The following are optional switches related to logging and running as a daemon:

--log-level=LEVEL: Set the severity of messages that are logged. The levels from most severe to least are: emerg, alert, crit, err, warning, notice, info, debug. The default is info.
--log-sysfacility=NUMBER: Set the facility that syslog(3) uses for logging messages. This switch takes a number as an argument. The default is a value that corresponds to LOG_USER on the system where rwreceiver is running. This switch produces an error unless --log-destination=syslog is specified.
--log-basename=LOG_BASENAME: Use LOG_BASENAME in place of the application name in the name of log files in the log directory. See the description of the --log-directory switch. This switch does not affect the name of the process-ID file.
--log-post-rotate=COMMAND: Run COMMAND on the previous day's log file after log rotation. When this switch is not specified, the previous day's log file is compressed with gzip(1). When the switch is specified and COMMAND is the empty string, no action is taken on the log file. Each occurrence of the string %s in COMMAND is replaced with the full path to the log file, and each occurrence of %% is replaced with %. If any other character follows %, rwreceiver exits with an error. Specifying this switch without also using --log-directory is an error.
--pidfile=FILE_PATH: Set the complete path to the file in which rwreceiver writes its process ID (PID) when it is running as a daemon. No PID file is written when --no-daemon is given.

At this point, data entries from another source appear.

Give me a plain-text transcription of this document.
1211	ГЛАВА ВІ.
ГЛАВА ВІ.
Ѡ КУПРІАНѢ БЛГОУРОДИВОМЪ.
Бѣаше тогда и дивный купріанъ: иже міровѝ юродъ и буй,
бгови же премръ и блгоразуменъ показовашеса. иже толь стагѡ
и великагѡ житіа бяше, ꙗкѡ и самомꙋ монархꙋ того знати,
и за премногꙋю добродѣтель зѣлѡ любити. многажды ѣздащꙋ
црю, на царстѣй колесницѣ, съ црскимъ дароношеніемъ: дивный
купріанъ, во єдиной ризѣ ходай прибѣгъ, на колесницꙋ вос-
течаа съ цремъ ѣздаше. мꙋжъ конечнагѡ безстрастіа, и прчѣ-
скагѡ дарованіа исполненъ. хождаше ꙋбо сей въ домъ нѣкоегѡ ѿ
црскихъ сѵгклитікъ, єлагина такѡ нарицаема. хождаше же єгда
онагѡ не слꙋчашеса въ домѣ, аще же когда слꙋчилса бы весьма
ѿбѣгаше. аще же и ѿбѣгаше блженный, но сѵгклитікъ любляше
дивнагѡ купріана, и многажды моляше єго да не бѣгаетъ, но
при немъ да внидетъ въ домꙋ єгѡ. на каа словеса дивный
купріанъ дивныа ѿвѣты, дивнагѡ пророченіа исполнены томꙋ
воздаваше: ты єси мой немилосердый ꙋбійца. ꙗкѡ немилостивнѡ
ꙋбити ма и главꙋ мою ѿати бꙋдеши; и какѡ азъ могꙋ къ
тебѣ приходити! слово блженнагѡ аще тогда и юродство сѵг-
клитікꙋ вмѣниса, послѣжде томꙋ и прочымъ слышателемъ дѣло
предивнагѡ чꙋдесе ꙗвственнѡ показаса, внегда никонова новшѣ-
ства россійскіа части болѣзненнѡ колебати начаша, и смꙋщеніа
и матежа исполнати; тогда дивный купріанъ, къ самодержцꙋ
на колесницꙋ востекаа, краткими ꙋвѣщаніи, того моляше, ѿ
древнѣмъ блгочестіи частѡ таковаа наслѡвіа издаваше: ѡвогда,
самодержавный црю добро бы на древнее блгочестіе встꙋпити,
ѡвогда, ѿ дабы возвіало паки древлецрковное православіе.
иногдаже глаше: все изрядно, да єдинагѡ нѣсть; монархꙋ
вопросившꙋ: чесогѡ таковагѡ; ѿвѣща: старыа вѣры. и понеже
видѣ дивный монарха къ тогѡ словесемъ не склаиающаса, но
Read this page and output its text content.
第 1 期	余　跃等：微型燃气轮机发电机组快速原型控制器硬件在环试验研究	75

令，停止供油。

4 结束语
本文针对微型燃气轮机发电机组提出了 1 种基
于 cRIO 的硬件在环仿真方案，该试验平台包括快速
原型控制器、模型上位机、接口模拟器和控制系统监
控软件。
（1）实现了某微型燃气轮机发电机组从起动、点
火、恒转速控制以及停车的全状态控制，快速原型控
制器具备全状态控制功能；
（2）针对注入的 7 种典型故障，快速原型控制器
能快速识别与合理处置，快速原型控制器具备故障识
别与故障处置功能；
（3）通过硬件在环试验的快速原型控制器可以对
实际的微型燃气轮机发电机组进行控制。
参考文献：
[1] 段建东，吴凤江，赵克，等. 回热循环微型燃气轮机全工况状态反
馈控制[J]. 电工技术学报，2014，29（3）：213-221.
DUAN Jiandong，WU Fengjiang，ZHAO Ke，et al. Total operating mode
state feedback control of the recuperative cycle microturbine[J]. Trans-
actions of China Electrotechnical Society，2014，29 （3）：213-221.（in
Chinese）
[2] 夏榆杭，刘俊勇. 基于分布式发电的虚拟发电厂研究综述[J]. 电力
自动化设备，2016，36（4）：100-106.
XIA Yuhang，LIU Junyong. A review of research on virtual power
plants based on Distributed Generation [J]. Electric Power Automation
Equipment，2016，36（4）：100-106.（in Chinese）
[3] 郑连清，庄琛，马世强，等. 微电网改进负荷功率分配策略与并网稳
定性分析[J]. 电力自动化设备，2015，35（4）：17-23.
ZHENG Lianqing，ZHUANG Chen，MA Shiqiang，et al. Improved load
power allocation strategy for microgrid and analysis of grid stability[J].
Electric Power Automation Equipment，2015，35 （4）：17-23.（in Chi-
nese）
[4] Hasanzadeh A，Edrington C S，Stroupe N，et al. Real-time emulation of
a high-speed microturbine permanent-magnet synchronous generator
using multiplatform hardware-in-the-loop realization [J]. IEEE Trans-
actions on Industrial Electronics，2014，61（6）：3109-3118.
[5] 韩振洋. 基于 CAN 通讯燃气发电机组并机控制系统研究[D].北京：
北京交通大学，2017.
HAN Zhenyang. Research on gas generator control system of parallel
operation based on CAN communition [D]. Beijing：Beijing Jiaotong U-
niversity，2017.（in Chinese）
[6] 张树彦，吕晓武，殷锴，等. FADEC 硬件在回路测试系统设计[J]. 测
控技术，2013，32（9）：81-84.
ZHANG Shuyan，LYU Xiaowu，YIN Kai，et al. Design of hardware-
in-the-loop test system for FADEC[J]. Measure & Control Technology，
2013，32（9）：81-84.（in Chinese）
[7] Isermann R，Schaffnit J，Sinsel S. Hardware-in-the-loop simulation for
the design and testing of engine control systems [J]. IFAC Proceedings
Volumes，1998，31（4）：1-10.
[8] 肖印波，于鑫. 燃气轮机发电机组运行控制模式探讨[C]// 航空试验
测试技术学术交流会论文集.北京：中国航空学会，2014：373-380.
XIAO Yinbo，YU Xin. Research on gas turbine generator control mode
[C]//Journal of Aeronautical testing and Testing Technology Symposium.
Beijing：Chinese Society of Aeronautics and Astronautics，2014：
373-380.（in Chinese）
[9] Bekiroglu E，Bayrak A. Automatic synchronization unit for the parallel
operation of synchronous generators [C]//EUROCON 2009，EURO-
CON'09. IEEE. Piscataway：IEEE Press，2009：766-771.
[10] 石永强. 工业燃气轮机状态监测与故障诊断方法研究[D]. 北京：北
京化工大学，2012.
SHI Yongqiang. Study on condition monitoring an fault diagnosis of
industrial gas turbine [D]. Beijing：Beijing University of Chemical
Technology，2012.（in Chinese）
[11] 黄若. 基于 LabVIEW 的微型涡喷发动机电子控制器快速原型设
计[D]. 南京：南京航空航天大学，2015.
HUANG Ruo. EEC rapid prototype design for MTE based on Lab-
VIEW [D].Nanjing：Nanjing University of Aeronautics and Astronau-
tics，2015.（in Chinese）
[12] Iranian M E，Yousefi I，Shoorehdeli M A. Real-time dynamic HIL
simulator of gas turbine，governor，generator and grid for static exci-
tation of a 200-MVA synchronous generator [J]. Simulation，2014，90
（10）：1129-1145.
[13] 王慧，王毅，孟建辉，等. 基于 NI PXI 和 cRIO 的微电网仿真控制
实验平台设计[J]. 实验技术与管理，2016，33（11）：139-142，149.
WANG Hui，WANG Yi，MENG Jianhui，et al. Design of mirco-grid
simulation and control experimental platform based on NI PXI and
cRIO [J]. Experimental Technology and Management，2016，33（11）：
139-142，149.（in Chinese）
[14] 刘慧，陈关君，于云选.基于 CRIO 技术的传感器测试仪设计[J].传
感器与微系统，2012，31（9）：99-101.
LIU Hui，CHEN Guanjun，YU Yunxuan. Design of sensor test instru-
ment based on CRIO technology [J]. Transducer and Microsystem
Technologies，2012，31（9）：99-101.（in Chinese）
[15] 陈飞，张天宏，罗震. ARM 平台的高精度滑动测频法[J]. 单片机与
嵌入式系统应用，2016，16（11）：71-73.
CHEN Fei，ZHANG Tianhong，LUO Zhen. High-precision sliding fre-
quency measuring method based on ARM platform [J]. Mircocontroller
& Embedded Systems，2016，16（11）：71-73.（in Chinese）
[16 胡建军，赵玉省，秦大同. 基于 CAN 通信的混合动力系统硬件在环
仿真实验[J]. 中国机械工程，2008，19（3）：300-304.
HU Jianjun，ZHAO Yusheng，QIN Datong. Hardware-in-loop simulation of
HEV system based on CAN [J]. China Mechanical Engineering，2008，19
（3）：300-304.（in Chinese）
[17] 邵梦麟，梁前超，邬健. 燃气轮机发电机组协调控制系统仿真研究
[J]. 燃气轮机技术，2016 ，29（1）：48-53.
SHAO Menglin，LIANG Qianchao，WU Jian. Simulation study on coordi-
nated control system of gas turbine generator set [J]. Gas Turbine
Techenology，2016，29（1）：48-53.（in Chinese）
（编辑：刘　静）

When this switch is not present, no PID file is written unless the --log-directory switch is specified, in which case the PID is written to LOGPATH/rwreceiver.pid.
--no-chdir: Do not change directory to the root directory. When rwreceiver becomes a daemon process, it changes its current directory to the root directory so as to avoid potentially running on a mounted file system. Specifying --no-chdir prevents this behavior, which may be useful during debugging. The application does not change its directory when --no-daemon is given.
--no-daemon: Force rwreceiver to run in the foreground---it does not become a daemon process. This may be useful during debugging.

Help switches

The following switches provide help:

--help: Print the available options and exit.
--version: Print the version number and information about how SiLK was configured, then exit the application.

ENVIRONMENT

RWRECEIVER_TLS_PASSWORD: Specifies the password to use to decrypt the PKCS#12 file specified in the --tls-pkcs12 switch. When this is not provided, a NULL password is used. Set this environment variable to the empty string for an empty password.